Clear the current scenario and build a new one from a given list of tasks, the linearization option and the list of plots.

The scenario is a list of 3 objects:

  • tasks: named vector of boolean, defining for each task if it should run or not
  • linearization: boolean, defining if linearization method should be used or not for standard errors and log-likelihood estimation
  • plotList: vector of strings, defining the list of graphics to generate

NOTE

by default the boolean is false.

Usage

setScenario(...)

Details

NOTE

Within a MONOLIX scenario, the order in which the different algorithms are run is fixed.
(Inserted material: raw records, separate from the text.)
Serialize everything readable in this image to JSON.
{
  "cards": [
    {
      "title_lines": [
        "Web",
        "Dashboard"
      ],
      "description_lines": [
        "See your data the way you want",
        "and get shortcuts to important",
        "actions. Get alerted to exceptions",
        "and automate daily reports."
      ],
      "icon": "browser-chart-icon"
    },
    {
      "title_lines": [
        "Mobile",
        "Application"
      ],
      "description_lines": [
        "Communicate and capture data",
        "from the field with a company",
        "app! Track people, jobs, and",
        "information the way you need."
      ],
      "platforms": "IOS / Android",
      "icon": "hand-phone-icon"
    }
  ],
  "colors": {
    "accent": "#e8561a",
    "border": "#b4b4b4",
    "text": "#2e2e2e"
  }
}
Options for the “task” object of the list:

Algorithm in GUI Keyword in connector
Population Parameter Estimation "populationParameterEstimation"
Conditional Mode Estimation (EBEs) "conditionalModeEstimation"
Sampling from the Conditional Distribution "conditionalDistributionSampling"
Standard Error and Fisher Information Matrix Estimation "standardErrorEstimation"
LogLikelihood Estimation "logLikelihoodEstimation"
Plots "plots"

Options for the “linearization” object of the list: TRUE or FALSE

Options for the “plotList” object of the list:

Name in GUI Keyword for connector
Observed data "outputplot"
Individual fits "indfits"
Observations vs predictions "obspred"
Scatter plot of the residuals "residualsscatter"
Distribution of the residuals "residualsdistribution"
Distribution of the individual parameters "parameterdistribution"
Distribution of the random effects "randomeffects"
Correlation between random effects "covariancemodeldiagnosis"
Individual parameters vs covariates "covariatemodeldiagnosis"
Visual predictive check "vpc"
Visual predictive check (discrete data) "categorizedoutput"
Numerical predictive check "npc"
BLQ predictive check "blq"
Prediction distribution "predictiondistribution"
Likelihood contribution "likelihoodcontribution"
Standard errors of the estimates "fisher"
SAEM "saemresults"
MCMC "condmeanresults"
Importance sampling "likelihoodresults"

 

See Also

getScenario

Click here to see examples

## Not run:

scenario = getScenario()

scenario$tasks = c(populationParameterEstimation = T, conditionalModeEstimation = T, conditionalDistributionSampling = T)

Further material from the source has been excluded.